Giant theater chain AMC Entertainment saw revenue rise and losses widen slightly last quarter but CEO Adam Aron cited a stronger slate ahead and moves on debt reduction, capital raising and new projects.
Sales of $968 million for the quarter ended in September compared with $763 million for the 2021 period. Net losses were $226 million versus $224 million. EPS was flat at 22 cents a share.
Operating cash burn for the quarter was negative $179.2 million. And available liquidity at September 30 was $896 million, including $211 million of undrawn capacity under the company’s revolving credit facility.

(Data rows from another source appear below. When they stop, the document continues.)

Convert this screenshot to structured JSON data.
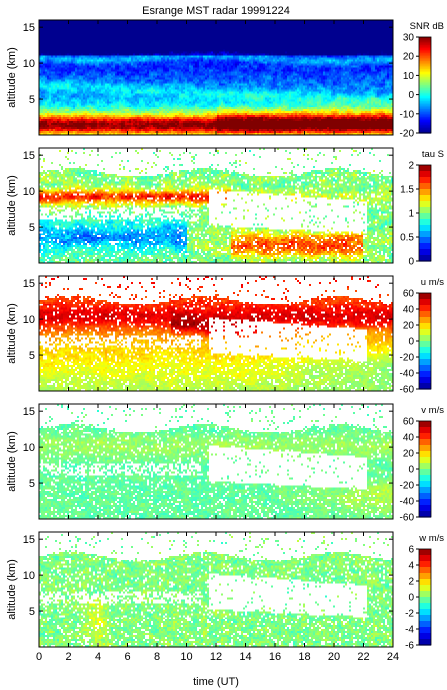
{
  "figure": {
    "title": "Esrange MST radar 19991224",
    "xlabel": "time (UT)",
    "xticks": [
      "0",
      "2",
      "4",
      "6",
      "8",
      "10",
      "12",
      "14",
      "16",
      "18",
      "20",
      "22",
      "24"
    ]
  },
  "colors": {
    "jet": [
      "#00008f",
      "#0000ff",
      "#0080ff",
      "#00ffff",
      "#80ff80",
      "#ffff00",
      "#ff8000",
      "#ff0000",
      "#800000"
    ],
    "missing": "#ffffff"
  },
  "chart_data": [
    {
      "type": "heatmap",
      "ylabel": "altitude (km)",
      "yticks": [
        "5",
        "10",
        "15"
      ],
      "ylim": [
        0,
        16
      ],
      "xlim": [
        0,
        24
      ],
      "colorbar_label": "SNR dB",
      "colorbar_ticks": [
        "30",
        "20",
        "10",
        "0",
        "-10",
        "-20"
      ],
      "zlim": [
        -20,
        30
      ]
    },
    {
      "type": "heatmap",
      "ylabel": "altitude (km)",
      "yticks": [
        "5",
        "10",
        "15"
      ],
      "ylim": [
        0,
        16
      ],
      "xlim": [
        0,
        24
      ],
      "colorbar_label": "tau S",
      "colorbar_ticks": [
        "2",
        "1.5",
        "1",
        "0.5",
        "0"
      ],
      "zlim": [
        0,
        2
      ]
    },
    {
      "type": "heatmap",
      "ylabel": "altitude (km)",
      "yticks": [
        "5",
        "10",
        "15"
      ],
      "ylim": [
        0,
        16
      ],
      "xlim": [
        0,
        24
      ],
      "colorbar_label": "u m/s",
      "colorbar_ticks": [
        "60",
        "40",
        "20",
        "0",
        "-20",
        "-40",
        "-60"
      ],
      "zlim": [
        -60,
        60
      ]
    },
    {
      "type": "heatmap",
      "ylabel": "altitude (km)",
      "yticks": [
        "5",
        "10",
        "15"
      ],
      "ylim": [
        0,
        16
      ],
      "xlim": [
        0,
        24
      ],
      "colorbar_label": "v m/s",
      "colorbar_ticks": [
        "60",
        "40",
        "20",
        "0",
        "-20",
        "-40",
        "-60"
      ],
      "zlim": [
        -60,
        60
      ]
    },
    {
      "type": "heatmap",
      "ylabel": "altitude (km)",
      "yticks": [
        "5",
        "10",
        "15"
      ],
      "ylim": [
        0,
        16
      ],
      "xlim": [
        0,
        24
      ],
      "colorbar_label": "w m/s",
      "colorbar_ticks": [
        "6",
        "4",
        "2",
        "0",
        "-2",
        "-4",
        "-6"
      ],
      "zlim": [
        -6,
        6
      ]
    }
  ]
}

“Exactly as anticipated and foreshadowed on our last quarterly earnings call, our third quarter results were impacted by a particularly soft industry-wide box office in the latter two-thirds of the 2022 third quarter, but encouragingly our overall per-patron metrics for both admissions revenue and food and beverage spending remain well above pre-pandemic levels, growing a sizable 12% and 30%, respectively, compared to the third quarter of 2019,” said CEO Adam Aron.

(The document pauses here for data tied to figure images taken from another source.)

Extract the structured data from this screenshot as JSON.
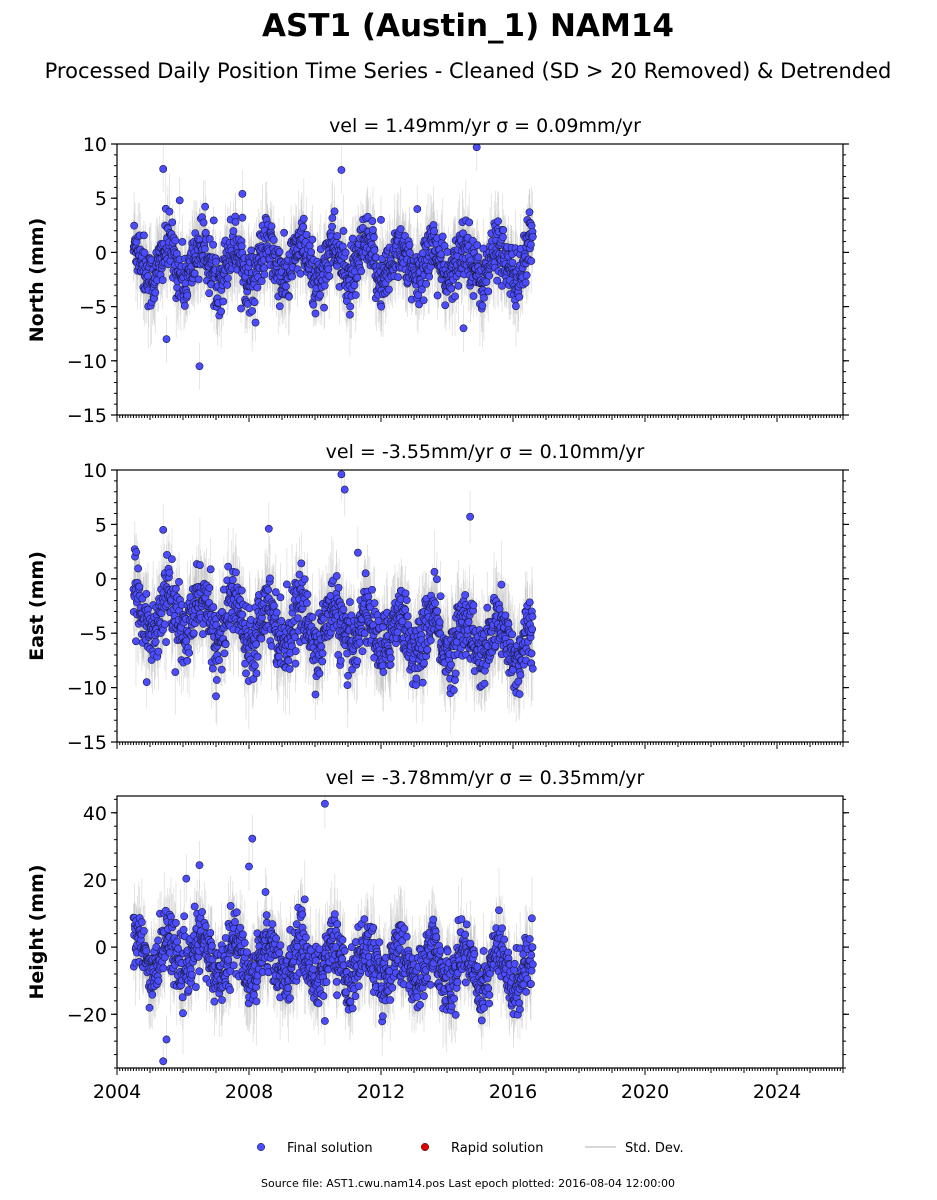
{
  "title": "AST1 (Austin_1) NAM14",
  "subtitle": "Processed Daily Position Time Series - Cleaned (SD > 20 Removed) & Detrended",
  "footer": "Source file: AST1.cwu.nam14.pos  Last epoch plotted: 2016-08-04 12:00:00",
  "legend": [
    {
      "label": "Final solution",
      "color": "#4c4cff",
      "kind": "dot"
    },
    {
      "label": "Rapid solution",
      "color": "#dd0000",
      "kind": "dot"
    },
    {
      "label": "Std. Dev.",
      "color": "#cccccc",
      "kind": "line"
    }
  ],
  "chart_data": [
    {
      "type": "scatter",
      "title": "vel = 1.49mm/yr   σ = 0.09mm/yr",
      "ylabel": "North (mm)",
      "xlim": [
        2004,
        2026
      ],
      "ylim": [
        -15,
        10
      ],
      "yticks": [
        -15,
        -10,
        -5,
        0,
        5,
        10
      ],
      "grid": false,
      "series_summary": {
        "name": "Final solution",
        "x_range": [
          2004.5,
          2016.6
        ],
        "baseline": -1.0,
        "typical_spread": 1.8
      },
      "highlighted_points": [
        {
          "x": 2005.4,
          "y": 7.7
        },
        {
          "x": 2005.9,
          "y": 4.8
        },
        {
          "x": 2006.5,
          "y": -10.5
        },
        {
          "x": 2007.8,
          "y": 5.4
        },
        {
          "x": 2007.8,
          "y": 3.2
        },
        {
          "x": 2010.8,
          "y": 7.6
        },
        {
          "x": 2013.1,
          "y": 4.0
        },
        {
          "x": 2014.9,
          "y": 9.7
        },
        {
          "x": 2016.5,
          "y": 3.7
        },
        {
          "x": 2005.5,
          "y": -8.0
        },
        {
          "x": 2014.5,
          "y": -7.0
        },
        {
          "x": 2012.0,
          "y": 3.0
        }
      ]
    },
    {
      "type": "scatter",
      "title": "vel = -3.55mm/yr   σ = 0.10mm/yr",
      "ylabel": "East (mm)",
      "xlim": [
        2004,
        2026
      ],
      "ylim": [
        -15,
        10
      ],
      "yticks": [
        -15,
        -10,
        -5,
        0,
        5,
        10
      ],
      "grid": false,
      "series_summary": {
        "name": "Final solution",
        "x_range": [
          2004.5,
          2016.6
        ],
        "baseline_start": -3.0,
        "baseline_end": -6.0,
        "typical_spread": 2.0
      },
      "highlighted_points": [
        {
          "x": 2010.8,
          "y": 9.6
        },
        {
          "x": 2010.9,
          "y": 8.2
        },
        {
          "x": 2014.7,
          "y": 5.7
        },
        {
          "x": 2007.0,
          "y": -10.8
        },
        {
          "x": 2005.4,
          "y": 4.5
        },
        {
          "x": 2004.9,
          "y": -9.5
        },
        {
          "x": 2016.2,
          "y": -10.6
        },
        {
          "x": 2008.6,
          "y": 4.6
        },
        {
          "x": 2011.3,
          "y": 2.4
        }
      ]
    },
    {
      "type": "scatter",
      "title": "vel = -3.78mm/yr   σ = 0.35mm/yr",
      "ylabel": "Height (mm)",
      "xlim": [
        2004,
        2026
      ],
      "ylim": [
        -36,
        45
      ],
      "yticks": [
        -20,
        0,
        20,
        40
      ],
      "xticks": [
        2004,
        2008,
        2012,
        2016,
        2020,
        2024
      ],
      "grid": false,
      "series_summary": {
        "name": "Final solution",
        "x_range": [
          2004.5,
          2016.6
        ],
        "baseline_start": -2.0,
        "baseline_end": -7.0,
        "typical_spread": 6.0
      },
      "highlighted_points": [
        {
          "x": 2010.3,
          "y": 42.7
        },
        {
          "x": 2008.1,
          "y": 32.3
        },
        {
          "x": 2006.5,
          "y": 24.4
        },
        {
          "x": 2008.0,
          "y": 24.0
        },
        {
          "x": 2005.4,
          "y": -34.0
        },
        {
          "x": 2005.5,
          "y": -27.5
        },
        {
          "x": 2006.1,
          "y": 20.4
        },
        {
          "x": 2008.5,
          "y": 16.4
        },
        {
          "x": 2010.3,
          "y": -22.0
        }
      ]
    }
  ]
}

“Our recovery continues, and we look forward with enthusiasm to a return to a more robust film slate in the fourth quarter of 2022, which has already started strong with the release of Black Adam.” Successive blockbusters include this coming weekend’s Black Panther: Wakanda Forever, Strange World and Avatar: The Way Of Water.

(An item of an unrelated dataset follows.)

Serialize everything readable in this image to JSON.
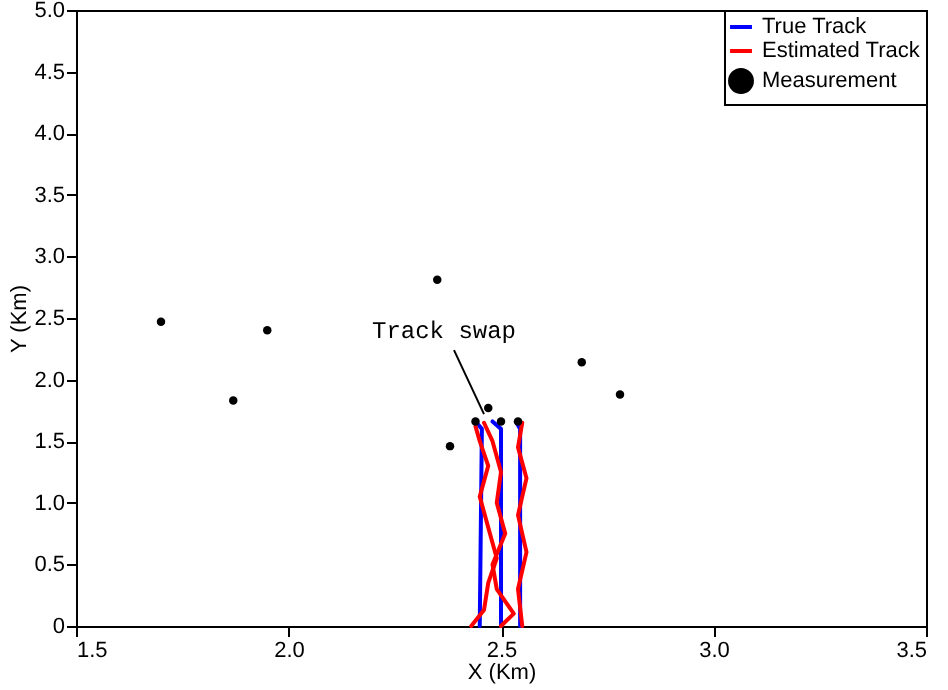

The exhibitor said it’s been strengthened by recent capital markets activities, notably debt reduction, debt refinancing, and equity capital raising. “These actions bolster our agility and allow us to pursue strategic opportunities, like our recently announced Zoom Rooms at AMC, to transform our company in a post-pandemic environment. We expect to make more business development announcements in the coming weeks and months, which along with an improving movie theatre sector positions AMC Entertainment to create value for all our stakeholders,” Aron said.